SLEEP | 5 MIN READ
14 Mar How to Find the Best Sleep Position for Your Health
Sometimes it seems finding the best sleep position can be as elusive as capturing a unicorn. Especially on those nights when you think you’ve done everything right to set yourself up for a great night’s sleep, but you still find yourself tossing and turning.
Most of us may have a favorite sleep position that helps us fall asleep initially, but we don’t stay in that same position all night. That’s because many of us are combination sleepers, meaning we change sleep positions throughout the night.

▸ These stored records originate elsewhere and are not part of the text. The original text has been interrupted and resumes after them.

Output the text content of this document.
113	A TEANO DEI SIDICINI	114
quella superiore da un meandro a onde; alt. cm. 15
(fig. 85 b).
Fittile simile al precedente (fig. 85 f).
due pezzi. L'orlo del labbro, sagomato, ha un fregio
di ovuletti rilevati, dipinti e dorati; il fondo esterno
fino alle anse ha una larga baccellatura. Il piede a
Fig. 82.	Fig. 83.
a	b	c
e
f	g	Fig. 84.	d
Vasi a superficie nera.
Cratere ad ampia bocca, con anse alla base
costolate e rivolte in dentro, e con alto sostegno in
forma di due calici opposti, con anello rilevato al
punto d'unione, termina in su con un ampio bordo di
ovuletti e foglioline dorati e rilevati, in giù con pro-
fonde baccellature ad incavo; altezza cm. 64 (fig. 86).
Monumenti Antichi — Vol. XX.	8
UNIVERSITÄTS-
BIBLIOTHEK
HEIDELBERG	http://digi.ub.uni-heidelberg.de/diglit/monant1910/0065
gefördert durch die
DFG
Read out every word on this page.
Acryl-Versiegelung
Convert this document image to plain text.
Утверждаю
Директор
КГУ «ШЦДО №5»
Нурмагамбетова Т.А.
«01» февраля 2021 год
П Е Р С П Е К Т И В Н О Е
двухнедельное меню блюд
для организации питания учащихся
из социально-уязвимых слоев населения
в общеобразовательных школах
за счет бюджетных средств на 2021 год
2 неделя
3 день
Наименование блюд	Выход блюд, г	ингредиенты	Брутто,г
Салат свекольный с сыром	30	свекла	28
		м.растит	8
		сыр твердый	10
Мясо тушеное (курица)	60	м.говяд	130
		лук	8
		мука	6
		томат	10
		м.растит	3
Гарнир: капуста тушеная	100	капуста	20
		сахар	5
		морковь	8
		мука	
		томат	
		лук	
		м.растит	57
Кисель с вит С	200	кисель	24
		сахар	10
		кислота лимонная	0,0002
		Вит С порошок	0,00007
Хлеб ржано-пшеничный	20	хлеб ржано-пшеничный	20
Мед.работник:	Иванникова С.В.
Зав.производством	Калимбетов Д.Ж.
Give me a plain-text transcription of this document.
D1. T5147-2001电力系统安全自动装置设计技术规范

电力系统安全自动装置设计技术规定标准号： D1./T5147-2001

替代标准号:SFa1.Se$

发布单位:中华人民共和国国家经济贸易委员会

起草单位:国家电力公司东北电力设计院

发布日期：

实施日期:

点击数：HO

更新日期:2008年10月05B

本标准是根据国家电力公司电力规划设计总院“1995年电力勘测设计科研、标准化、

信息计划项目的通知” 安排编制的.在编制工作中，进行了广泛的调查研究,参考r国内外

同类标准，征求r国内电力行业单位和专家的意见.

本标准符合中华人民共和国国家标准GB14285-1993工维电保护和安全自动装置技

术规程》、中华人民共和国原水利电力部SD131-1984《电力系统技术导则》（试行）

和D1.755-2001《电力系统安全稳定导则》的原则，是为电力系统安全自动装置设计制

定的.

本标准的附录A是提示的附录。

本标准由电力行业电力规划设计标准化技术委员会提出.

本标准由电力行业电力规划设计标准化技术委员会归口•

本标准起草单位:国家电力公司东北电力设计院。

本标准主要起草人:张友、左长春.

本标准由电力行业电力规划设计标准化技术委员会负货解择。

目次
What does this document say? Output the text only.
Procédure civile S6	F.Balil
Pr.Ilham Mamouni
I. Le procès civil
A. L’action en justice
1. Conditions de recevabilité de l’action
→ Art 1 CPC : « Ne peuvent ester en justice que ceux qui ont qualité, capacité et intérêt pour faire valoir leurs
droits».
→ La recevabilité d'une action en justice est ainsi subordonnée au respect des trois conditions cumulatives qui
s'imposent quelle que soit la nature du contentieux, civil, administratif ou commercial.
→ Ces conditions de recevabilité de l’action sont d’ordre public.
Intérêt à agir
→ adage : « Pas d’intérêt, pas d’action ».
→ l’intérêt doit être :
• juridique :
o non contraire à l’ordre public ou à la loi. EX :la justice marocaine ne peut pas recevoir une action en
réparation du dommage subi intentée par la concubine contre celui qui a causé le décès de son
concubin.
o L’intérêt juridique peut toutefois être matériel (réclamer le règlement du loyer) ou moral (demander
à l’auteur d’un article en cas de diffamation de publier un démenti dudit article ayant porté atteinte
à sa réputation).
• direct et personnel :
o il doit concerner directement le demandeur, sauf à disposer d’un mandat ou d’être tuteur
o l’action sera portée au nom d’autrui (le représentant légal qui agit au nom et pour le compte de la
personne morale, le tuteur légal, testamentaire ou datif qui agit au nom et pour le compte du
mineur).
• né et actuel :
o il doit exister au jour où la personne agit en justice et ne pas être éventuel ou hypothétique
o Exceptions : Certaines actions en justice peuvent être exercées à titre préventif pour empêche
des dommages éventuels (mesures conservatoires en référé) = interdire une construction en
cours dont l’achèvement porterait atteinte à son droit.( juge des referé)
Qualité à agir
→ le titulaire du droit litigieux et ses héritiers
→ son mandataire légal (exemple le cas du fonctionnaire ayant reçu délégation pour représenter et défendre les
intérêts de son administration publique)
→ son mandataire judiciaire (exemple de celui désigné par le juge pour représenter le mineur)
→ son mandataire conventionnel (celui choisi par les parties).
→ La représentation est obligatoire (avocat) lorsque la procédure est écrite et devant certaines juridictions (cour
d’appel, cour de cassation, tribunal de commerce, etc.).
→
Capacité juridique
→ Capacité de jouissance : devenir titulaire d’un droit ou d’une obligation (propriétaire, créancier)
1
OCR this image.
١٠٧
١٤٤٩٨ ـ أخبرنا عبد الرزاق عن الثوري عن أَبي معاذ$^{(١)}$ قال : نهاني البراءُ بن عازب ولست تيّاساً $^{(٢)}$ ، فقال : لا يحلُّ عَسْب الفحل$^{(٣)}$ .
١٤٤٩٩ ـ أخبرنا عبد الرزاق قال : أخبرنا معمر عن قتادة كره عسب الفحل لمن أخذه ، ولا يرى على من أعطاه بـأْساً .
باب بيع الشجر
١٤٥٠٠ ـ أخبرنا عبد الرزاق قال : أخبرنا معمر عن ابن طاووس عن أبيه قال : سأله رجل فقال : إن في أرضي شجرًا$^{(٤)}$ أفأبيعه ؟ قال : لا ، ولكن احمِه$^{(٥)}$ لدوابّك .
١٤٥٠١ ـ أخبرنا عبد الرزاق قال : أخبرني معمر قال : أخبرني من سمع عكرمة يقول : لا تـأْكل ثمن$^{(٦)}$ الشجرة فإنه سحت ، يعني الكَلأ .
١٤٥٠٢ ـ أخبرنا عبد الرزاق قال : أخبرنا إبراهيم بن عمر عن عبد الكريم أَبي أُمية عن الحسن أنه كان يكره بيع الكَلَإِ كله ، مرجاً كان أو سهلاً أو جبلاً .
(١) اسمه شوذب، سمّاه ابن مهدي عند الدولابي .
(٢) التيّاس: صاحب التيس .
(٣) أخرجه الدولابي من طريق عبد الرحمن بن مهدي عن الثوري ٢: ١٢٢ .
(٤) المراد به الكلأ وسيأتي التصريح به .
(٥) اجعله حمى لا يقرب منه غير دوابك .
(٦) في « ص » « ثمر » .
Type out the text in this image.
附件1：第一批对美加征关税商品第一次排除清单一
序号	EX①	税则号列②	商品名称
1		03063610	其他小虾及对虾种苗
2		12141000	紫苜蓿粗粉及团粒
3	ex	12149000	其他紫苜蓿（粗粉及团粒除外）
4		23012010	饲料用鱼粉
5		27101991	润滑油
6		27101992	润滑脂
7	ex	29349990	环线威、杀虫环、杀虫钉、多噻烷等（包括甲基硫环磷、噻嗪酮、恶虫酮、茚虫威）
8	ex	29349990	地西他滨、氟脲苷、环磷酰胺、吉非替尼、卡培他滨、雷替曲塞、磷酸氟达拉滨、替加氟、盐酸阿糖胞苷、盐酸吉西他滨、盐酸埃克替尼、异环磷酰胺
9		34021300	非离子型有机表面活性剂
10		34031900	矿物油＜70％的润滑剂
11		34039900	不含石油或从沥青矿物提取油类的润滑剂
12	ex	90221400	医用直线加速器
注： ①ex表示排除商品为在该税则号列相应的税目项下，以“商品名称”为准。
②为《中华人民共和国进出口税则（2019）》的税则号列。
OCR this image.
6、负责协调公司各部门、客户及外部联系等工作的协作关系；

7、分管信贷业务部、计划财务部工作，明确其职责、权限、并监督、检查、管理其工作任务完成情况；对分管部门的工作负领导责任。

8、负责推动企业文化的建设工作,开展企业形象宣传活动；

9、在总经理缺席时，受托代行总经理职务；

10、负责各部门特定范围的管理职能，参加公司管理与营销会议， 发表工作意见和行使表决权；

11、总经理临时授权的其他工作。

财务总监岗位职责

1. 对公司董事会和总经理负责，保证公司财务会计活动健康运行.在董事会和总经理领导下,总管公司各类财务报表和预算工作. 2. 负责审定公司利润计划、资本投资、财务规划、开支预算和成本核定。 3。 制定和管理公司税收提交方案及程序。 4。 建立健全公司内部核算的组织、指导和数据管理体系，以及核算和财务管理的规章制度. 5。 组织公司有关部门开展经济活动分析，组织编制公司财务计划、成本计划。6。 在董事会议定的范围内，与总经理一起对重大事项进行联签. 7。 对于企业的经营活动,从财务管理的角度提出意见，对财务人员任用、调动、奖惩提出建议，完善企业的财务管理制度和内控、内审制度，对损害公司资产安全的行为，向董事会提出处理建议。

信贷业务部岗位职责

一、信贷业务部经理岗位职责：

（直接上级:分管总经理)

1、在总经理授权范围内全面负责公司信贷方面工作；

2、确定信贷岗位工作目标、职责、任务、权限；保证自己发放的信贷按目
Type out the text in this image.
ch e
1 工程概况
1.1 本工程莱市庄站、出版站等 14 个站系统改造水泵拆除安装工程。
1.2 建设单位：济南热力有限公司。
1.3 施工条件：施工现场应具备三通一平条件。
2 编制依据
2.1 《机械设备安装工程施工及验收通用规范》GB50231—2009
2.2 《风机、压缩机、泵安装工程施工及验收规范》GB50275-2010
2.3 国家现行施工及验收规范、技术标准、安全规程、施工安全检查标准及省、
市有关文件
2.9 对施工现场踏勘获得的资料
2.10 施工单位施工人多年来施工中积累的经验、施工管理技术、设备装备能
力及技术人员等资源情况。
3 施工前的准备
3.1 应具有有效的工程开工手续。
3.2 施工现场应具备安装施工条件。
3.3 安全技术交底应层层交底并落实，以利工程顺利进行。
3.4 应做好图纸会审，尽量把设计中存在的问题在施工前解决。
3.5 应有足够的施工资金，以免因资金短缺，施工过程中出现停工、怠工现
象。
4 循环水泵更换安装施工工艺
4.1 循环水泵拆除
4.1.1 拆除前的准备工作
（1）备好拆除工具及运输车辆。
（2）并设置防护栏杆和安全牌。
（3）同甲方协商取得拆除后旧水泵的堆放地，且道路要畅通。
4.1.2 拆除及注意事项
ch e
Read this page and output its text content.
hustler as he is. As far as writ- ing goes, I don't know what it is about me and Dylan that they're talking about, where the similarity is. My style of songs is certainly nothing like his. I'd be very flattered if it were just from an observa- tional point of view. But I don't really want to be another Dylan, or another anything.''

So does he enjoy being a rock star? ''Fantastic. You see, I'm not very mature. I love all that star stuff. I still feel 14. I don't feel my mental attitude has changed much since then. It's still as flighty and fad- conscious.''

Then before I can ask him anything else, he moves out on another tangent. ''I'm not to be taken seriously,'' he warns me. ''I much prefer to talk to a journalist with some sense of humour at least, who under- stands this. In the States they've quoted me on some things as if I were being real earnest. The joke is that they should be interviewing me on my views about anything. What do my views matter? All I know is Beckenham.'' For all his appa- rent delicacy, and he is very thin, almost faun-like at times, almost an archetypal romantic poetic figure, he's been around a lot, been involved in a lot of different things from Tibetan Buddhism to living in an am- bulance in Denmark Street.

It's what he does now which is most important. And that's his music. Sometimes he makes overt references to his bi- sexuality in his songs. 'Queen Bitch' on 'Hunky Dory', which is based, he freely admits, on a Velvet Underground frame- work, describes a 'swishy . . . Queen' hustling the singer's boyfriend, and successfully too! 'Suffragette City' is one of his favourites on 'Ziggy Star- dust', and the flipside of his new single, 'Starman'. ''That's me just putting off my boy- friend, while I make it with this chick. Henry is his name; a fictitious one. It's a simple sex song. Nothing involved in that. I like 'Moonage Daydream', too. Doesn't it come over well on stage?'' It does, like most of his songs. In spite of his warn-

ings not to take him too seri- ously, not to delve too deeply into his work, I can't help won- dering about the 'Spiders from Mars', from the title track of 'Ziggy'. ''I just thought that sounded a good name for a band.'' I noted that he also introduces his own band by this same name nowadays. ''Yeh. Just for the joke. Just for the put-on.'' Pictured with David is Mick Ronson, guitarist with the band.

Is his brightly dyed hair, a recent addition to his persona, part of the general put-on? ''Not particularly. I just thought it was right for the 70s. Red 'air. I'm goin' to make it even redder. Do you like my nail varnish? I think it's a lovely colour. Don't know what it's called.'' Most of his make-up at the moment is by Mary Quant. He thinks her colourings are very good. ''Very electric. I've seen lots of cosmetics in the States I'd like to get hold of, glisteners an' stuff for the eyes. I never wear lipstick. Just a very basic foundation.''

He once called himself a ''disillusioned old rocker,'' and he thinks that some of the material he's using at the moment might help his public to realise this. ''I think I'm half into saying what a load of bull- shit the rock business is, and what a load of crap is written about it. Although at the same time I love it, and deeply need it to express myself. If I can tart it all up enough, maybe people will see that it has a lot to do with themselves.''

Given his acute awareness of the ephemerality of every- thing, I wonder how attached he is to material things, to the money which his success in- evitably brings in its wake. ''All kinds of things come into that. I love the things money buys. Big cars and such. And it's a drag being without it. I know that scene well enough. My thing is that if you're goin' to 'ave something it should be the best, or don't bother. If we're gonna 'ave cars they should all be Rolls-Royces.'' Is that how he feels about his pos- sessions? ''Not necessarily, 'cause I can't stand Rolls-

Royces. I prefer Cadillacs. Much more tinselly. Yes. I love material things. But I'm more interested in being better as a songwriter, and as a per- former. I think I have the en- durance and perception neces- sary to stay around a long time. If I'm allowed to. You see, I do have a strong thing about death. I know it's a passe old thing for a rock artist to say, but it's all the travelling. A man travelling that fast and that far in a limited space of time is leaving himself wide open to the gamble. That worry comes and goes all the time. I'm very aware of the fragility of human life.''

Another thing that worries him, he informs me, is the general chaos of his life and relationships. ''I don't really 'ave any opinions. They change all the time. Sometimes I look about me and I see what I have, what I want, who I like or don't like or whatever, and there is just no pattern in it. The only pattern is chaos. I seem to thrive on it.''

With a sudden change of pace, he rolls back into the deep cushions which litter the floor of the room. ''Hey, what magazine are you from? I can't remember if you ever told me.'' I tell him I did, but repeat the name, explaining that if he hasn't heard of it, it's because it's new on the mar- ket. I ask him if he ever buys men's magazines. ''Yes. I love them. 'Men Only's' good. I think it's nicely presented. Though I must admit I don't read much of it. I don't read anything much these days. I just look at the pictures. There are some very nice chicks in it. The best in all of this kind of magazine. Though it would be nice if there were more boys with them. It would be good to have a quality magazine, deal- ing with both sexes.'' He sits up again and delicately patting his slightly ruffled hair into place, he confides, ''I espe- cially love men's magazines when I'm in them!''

And here’s something many of us don’t realize: our preferred sleep position might be causing health problems or aggravating issues that we didn’t think were affected by the way we sleep. Here are some common sleep positions and their effect on the body:
The Side Sleeper
Did you know that more than 4 out of 10 people favor curling up on their side to sleep? It’s especially popular among women, who are twice as likely as men to sleep in this position. It also happens to be a good position for pregnant women because it prevents the uterus from pressing against the liver and improves circulation to the baby.
The side position allows the spine to rest in a neutral, state, aiding in a natural alignment that reduces pressure. Research says the side, or fetal, position could ward off Alzheimer’s or Parkinson’s. Even better in the side position is to allow yourself to stretch out a little – rather than curled up – to relax the back and open up the lungs to improve breathing.
If you sleep on your side with arms down and back mostly straight, you’re a log sleeper. Sleep experts say this position can reduce sleep apnea as well as neck and back pain because the spine stays pretty much in alignment.
For a little more comfort and benefit to the body, place a soft pillow between the knees to prevent the back from twisting slightly.
Similar to the Log sleeper, the Soldier position is flat on the back with arms by the side. This position can cause snoring and is not good for folks who have sleep apnea or back issues. Snoring can disrupt your sleep and leads to thickening of the carotid artery which supplies blood to your brain, face and neck.
On the stomach with arms on either side of your head or tucked under the pillow, the freefall position can be bad news for the neck and low back, especially if the head is resting on a pillow. Spinal alignment is key to a healthy sleep position and the on-the-tummy position is hardest on spine. One way to reduce the stress on your neck (and spine) is to try a low loft or pillow, or position the pillow slightly under your forehead and sleep facing the mattress so you can breathe.
The Bottom Line
The reality is it’s very hard to break a habit and change your favorite sleep position even if you know it’s not great for your body. One important thing you can do is consider investing in a mattress that will help you alleviate issues. If your bed is firm, you might consider a more plush or hybrid mattress that adapts better to some of the common sleep positions. Also choose a new or additional pillow that will improve spinal alignment.